From between c. 50 and c. 100 AD to around c. 150 AD, buildings in Scythian Neapolis disappeared while the defensive walls were maintained and religious structures existed at the site. These developments, along with the replacement of the older funeral rites by new ones and changes within the local material culture, as well as some elements continuity from the previous periods, suggest that the sedentary Late Scythians were being assimilated by the nomadic Sarmatians at this time.

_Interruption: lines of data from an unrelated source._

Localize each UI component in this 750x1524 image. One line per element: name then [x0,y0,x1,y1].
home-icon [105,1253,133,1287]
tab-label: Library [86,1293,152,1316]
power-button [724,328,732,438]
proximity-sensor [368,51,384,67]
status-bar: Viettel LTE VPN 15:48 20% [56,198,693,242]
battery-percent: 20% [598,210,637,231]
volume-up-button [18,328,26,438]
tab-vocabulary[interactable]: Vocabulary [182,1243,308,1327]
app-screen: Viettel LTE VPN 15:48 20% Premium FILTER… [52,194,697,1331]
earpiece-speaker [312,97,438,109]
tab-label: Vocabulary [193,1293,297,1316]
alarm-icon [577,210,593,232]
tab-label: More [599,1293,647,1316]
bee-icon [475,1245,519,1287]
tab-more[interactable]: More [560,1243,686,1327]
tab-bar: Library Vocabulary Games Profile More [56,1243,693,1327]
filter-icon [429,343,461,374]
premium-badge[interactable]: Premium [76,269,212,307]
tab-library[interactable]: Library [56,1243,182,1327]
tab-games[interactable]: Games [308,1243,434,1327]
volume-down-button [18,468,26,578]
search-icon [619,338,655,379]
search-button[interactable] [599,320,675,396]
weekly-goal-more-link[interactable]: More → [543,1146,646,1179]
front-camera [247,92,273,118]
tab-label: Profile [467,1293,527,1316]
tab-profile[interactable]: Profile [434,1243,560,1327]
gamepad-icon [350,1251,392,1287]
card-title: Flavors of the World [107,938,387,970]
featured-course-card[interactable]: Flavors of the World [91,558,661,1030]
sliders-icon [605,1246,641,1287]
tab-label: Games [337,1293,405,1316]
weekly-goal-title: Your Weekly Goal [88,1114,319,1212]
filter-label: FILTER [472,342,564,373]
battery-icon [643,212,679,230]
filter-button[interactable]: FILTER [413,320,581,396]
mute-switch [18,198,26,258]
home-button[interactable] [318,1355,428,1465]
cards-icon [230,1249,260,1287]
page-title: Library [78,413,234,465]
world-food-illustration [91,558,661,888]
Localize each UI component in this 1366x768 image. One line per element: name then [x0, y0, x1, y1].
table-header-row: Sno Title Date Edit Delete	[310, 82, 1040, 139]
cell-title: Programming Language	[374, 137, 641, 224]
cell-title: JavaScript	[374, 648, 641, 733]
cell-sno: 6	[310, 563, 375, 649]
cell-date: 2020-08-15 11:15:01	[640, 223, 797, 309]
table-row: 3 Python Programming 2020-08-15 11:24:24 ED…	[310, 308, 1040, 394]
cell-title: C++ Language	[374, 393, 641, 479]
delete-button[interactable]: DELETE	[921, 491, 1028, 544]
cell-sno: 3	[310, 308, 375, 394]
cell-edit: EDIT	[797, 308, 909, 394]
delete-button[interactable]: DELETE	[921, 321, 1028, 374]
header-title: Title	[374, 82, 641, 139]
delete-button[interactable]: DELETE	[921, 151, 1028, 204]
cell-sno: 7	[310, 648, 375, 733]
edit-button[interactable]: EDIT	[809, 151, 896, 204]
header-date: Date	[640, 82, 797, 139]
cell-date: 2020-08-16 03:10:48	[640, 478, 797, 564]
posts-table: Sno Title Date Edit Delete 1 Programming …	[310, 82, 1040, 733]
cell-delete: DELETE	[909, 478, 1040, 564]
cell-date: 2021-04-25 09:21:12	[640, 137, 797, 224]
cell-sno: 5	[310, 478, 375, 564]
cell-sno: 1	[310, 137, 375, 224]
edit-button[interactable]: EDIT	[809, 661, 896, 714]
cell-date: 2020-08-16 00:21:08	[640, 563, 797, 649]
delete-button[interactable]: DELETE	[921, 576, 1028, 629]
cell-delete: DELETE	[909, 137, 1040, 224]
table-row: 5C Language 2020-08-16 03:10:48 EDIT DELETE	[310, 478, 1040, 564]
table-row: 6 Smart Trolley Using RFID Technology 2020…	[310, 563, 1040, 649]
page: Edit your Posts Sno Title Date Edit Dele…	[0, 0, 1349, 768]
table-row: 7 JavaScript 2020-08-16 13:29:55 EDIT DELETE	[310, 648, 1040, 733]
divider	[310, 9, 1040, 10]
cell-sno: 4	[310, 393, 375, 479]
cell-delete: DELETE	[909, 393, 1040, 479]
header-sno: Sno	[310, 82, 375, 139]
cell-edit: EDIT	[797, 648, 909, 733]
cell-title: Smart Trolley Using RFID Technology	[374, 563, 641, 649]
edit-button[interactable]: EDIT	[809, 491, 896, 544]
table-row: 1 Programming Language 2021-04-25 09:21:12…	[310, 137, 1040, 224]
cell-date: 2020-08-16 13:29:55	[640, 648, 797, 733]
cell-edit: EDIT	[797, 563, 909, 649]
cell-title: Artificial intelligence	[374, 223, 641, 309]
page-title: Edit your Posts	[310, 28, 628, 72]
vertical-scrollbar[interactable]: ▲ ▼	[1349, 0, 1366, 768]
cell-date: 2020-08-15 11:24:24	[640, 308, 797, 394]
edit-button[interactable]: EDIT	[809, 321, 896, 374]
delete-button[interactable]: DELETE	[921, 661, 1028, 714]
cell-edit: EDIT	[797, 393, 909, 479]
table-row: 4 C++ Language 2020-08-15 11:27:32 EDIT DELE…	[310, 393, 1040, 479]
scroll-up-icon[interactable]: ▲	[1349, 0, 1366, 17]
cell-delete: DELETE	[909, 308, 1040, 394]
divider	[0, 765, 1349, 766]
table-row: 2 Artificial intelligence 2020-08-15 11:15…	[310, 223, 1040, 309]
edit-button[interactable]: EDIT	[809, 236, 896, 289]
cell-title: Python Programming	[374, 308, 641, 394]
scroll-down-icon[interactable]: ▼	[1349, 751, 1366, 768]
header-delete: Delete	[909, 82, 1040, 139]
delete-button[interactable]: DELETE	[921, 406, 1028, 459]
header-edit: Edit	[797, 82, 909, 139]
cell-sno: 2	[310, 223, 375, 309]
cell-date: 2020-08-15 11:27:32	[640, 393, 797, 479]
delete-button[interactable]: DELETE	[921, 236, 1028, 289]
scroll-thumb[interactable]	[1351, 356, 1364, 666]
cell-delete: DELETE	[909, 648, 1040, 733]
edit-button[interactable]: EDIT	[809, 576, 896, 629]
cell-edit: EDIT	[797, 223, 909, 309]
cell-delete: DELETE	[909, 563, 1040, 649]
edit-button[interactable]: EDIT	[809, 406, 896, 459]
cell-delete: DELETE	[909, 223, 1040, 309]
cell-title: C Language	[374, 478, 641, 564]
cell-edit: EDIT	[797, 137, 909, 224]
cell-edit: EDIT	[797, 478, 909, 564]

Over the course of between c. 175 and c. 200 AD up to c. 250 AD, Scythian Neapolis became a non-fortified settlement, within which were located some irregularly scattered buildings. Scythian Neapolis had stopped existing sometime between c. 225 and c. 250 AD.

====Burials====
Late Scythian burials can be separated into two types, namely those under kurgans, and those in flat necropoleis:
- Late Scythian kurgans consisted of stone vaults under earth mounds within which burials were performed over a large period of time, with the number of individuals buried in those ranging from a few persons to about 100 or more. Late Scythian kurgans were especially popular in the 2nd century BC, but some continued to be created during the 1st and 2nd centuries AD.
- Late Scythian flat necropoleis were more common than kurgans, with Scythian Neapolis containing three of these. Among the other dozen of Late Scythian necropoleis, the largest was located at Ust-Alma.
  - From the 2nd century BC to the 1st century AD, the flat necropoleis consisted of earth vaults in which several, sometimes up to 40, individuals were buried.
  - From c. 50 to c. 150 AD, the vaults in which several persons were buried were replaced by individual burials in graves which contained a side chamber. Sometimes the deceased were buried in simple flat graves.

The Late Scythian culture ended in the middle of the 3rd century AD.